Amazon's Alexa Can't Distinguish A Human Voice, But This Tiny Cambridge Startup Might Teach It How

May 17, 2018

Amazon’s Echo speaker knows that you only have to say “Alexa” to wake it up. But technically it can’t tell the difference between two people murmuring in the corner of the room and the sound of radio static. That would take a deeper dive into the building blocks of sound itself.

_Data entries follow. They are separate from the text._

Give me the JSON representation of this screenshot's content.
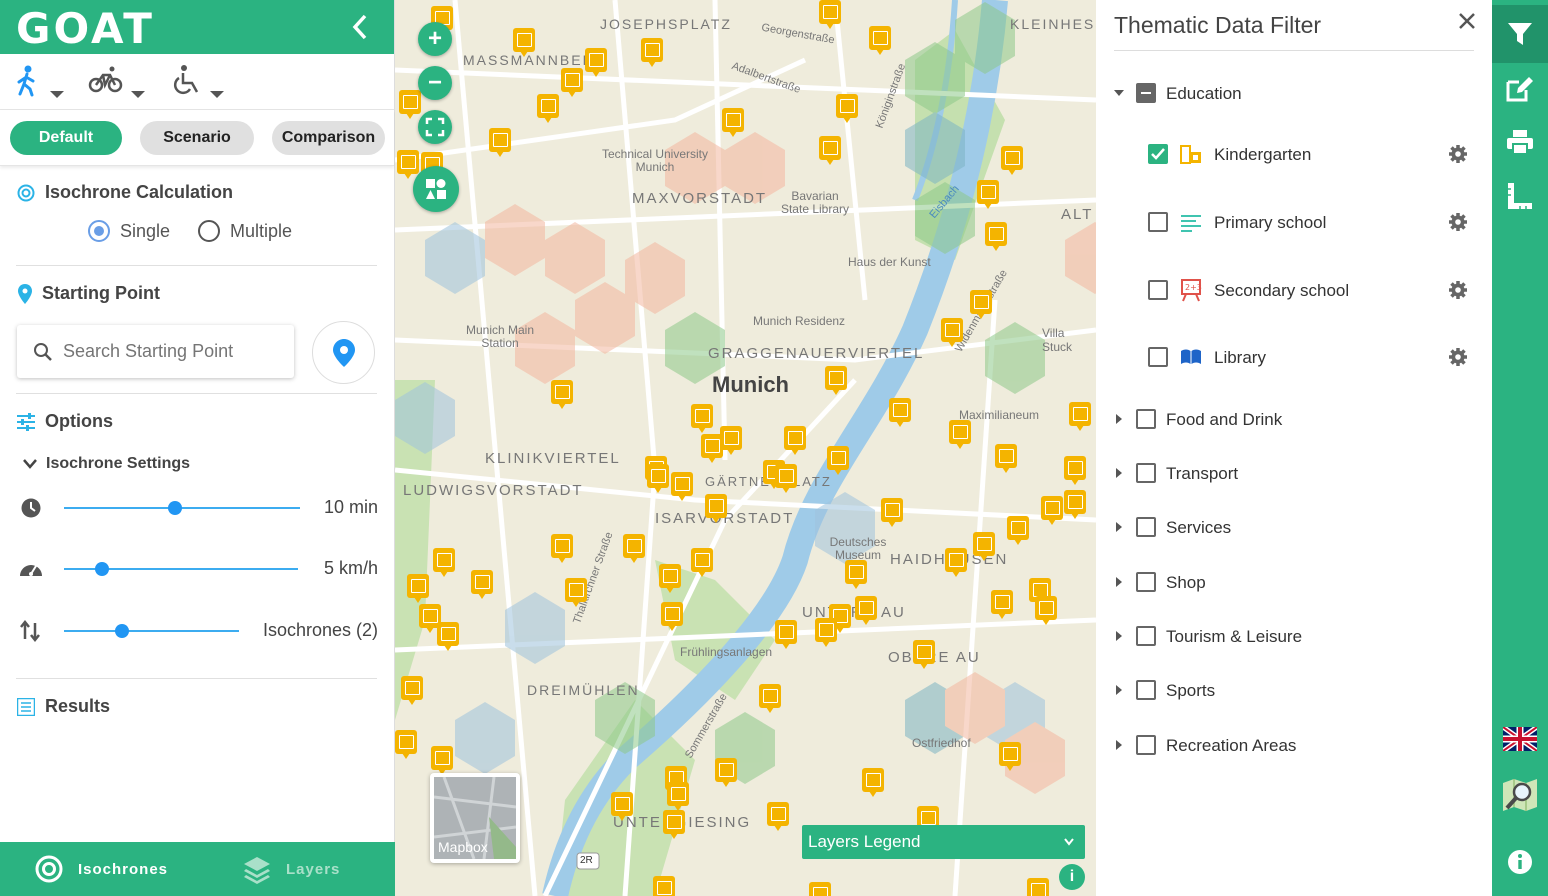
{
  "app": {
    "logo_text": "GOAT",
    "brand_color": "#2bb381"
  },
  "left_panel": {
    "travel_modes": [
      "walking-icon",
      "bicycle-icon",
      "wheelchair-icon"
    ],
    "tabs": [
      {
        "label": "Default",
        "active": true
      },
      {
        "label": "Scenario",
        "active": false
      },
      {
        "label": "Comparison",
        "active": false
      }
    ],
    "isochrone_calc": {
      "title": "Isochrone Calculation",
      "options": [
        {
          "label": "Single",
          "selected": true
        },
        {
          "label": "Multiple",
          "selected": false
        }
      ]
    },
    "starting_point": {
      "title": "Starting Point",
      "search_placeholder": "Search Starting Point"
    },
    "options": {
      "title": "Options",
      "settings_label": "Isochrone Settings",
      "sliders": [
        {
          "icon": "clock-icon",
          "value_label": "10 min",
          "fraction": 0.47
        },
        {
          "icon": "speedometer-icon",
          "value_label": "5 km/h",
          "fraction": 0.17
        },
        {
          "icon": "sort-icon",
          "value_label": "Isochrones (2)",
          "fraction": 0.33
        }
      ]
    },
    "results": {
      "title": "Results"
    },
    "bottom_nav": [
      {
        "label": "Isochrones",
        "active": true
      },
      {
        "label": "Layers",
        "active": false
      }
    ]
  },
  "map": {
    "city_label": "Munich",
    "district_labels": [
      "MAXVORSTADT",
      "GRAGGENAUERVIERTEL",
      "KLINIKVIERTEL",
      "LUDWIGSVORSTADT",
      "ISARVORSTADT",
      "GÄRTNERPLATZ",
      "DREIMÜHLEN",
      "UNTERGIESING",
      "HAIDHAUSEN",
      "OBERE AU",
      "UNTERE AU",
      "JOSEPHSPLATZ",
      "MASSMANNBERG",
      "KLEINHESSELOHE",
      "ALT"
    ],
    "place_labels": [
      "Technical University Munich",
      "Bavarian State Library",
      "Haus der Kunst",
      "Munich Residenz",
      "Munich Main Station",
      "Maximilianeum",
      "Deutsches Museum",
      "Frühlingsanlagen",
      "Ostfriedhof",
      "Villa Stuck"
    ],
    "street_labels": [
      "Georgenstraße",
      "Adalbertstraße",
      "Königinstraße",
      "Widenmayerstraße",
      "Sommerstraße",
      "Thalkirchner Straße",
      "Eisbach"
    ],
    "road_shield": "2R",
    "basemap_label": "Mapbox",
    "legend_label": "Layers Legend",
    "info_label": "i",
    "zoom_in": "+",
    "zoom_out": "−"
  },
  "filter_panel": {
    "title": "Thematic Data Filter",
    "groups": [
      {
        "label": "Education",
        "expanded": true,
        "state": "indeterminate",
        "items": [
          {
            "label": "Kindergarten",
            "checked": true,
            "icon": "kindergarten-icon"
          },
          {
            "label": "Primary school",
            "checked": false,
            "icon": "primary-school-icon"
          },
          {
            "label": "Secondary school",
            "checked": false,
            "icon": "secondary-school-icon"
          },
          {
            "label": "Library",
            "checked": false,
            "icon": "library-icon"
          }
        ]
      },
      {
        "label": "Food and Drink",
        "expanded": false
      },
      {
        "label": "Transport",
        "expanded": false
      },
      {
        "label": "Services",
        "expanded": false
      },
      {
        "label": "Shop",
        "expanded": false
      },
      {
        "label": "Tourism & Leisure",
        "expanded": false
      },
      {
        "label": "Sports",
        "expanded": false
      },
      {
        "label": "Recreation Areas",
        "expanded": false
      }
    ]
  },
  "right_sidebar": {
    "items": [
      "filter-icon",
      "edit-icon",
      "print-icon",
      "measure-icon"
    ],
    "bottom_items": [
      "uk-flag-icon",
      "map-search-icon",
      "info-icon"
    ]
  }
}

But one small startup in Cambridge, UK has spent ten years building up an entirely new language of sound which, for the first time, will allow machines to recognize the sound of human speech.
Wait, you’re thinking. Smart gadgets already recognize speech just fine, don’t they? In fact they only recognize words, hence the growing subset in artificial intelligence known as natural language processing.
Distinguishing different types of sounds may seem easy enough for our ears, but that’s thanks to thousands of years of evolution; doing the same for machines is much harder.
Audio Analytic, which has raised $5.5 million in venture financing and sells its library of “sound profiles” to device makers like Cisco, Intel and others, said Wednesday that it was making its new “human speech” sound profile available for clients.
That means that a speaker like Amazon’s Echo or Apple’s HomePod, could eventually recognize the sound of people having a conversation, and know that it’s not appropriate to interrupt.
Audio Analytic is tightlipped about most of its clients. When asked if Amazon was a customer, CEO Chris Mitchell refused to comment. If any of his existing customers purchase the new sound profile, though, they should be able to deploy it over-the-air to their devices. Amazon also has a research and development lab with engineers working on Alexa in Cambridge.
Alexa’s ability to recognize speech has pros and cons, especially on the security front. Hackers can now, for instance, spoof an Alexa skill by getting the service to recognize a slightly-incorrect voice command, according to new research shared with Forbes this week.
But device makers are keen to make their gadgets smarter by teaching them how to hear. Till now, Audio Analytic has derived most of its revenue from licensing fees. It sells “libraries” of certain sounds that make it possible for machines to recognize, say, a dog’s bark about as well as a human would.
To give a sense of how long it can take to sequence these kinds of sounds, Audio Analytic has licensed a grand total of seven of them in the decade it has been operating. They include a barking dog, breaking glass, a crying baby and a smoke or CO alarm. The startup aims to license 50 profiles by 2021.
Right now most smart-home systems are only able to alert users on their smartphones that they’ve detected a noise, but that could be anything from the cat knocking over a book to a moth fluttering in front of the device’s microphone.
To build just one of those profiles, Mitchell’s staff have broken thousands of panes of glass in a dedicated sound lab, and the process has turned into something of a rite of passage for new recruits.
“They’re invited to suit up with protective gear,” says Mitchell. “The weapon of choice is a sledge hammer, but we have tried a bunch of implements including emergency escape hammers.”
The startup, which has a workforce of 45, has also built a proprietary database of 1 million unique “sound events” which it calls Alexandria. Mitchell describes this as separate to what the company is doing commercially and, “what we choose to do with our spare time.”
The company is ahead of the likes of Amazon and Google in the field of “machine listening,” he claims, an academic field that sits alongside speech recognition and natural language processing. “It’s a new discipline.” The startup’s main contribution is a technology it calls ideophones.
“If you look at the speech world, most of speech science is structured around understanding the order in which we’re going to say words,” he says. “We control how sound comes out of our mouths. How we do that in speech is called phonemes. What Audio Analytic has done is discerned, then written software at the AI level to model ideophones. These are the fundamental building blocks that make up sounds.”
Such a sound library is, perhaps not surprisingly, about 50% bigger than the kind used to process words alone, Mitchell adds.
As it happens, humans could do with a better understanding of sounds too.
“Hollywood has convinced the world that things sound a certain way,” says Mitchell. The sound profiles used for car alarms and fist-fight punches, usually sound tamer in movies than they do in real life.
The same goes for breaking glass. “We have to smash quite a lot of windows,” he adds. “It’s absolutely terrifying.”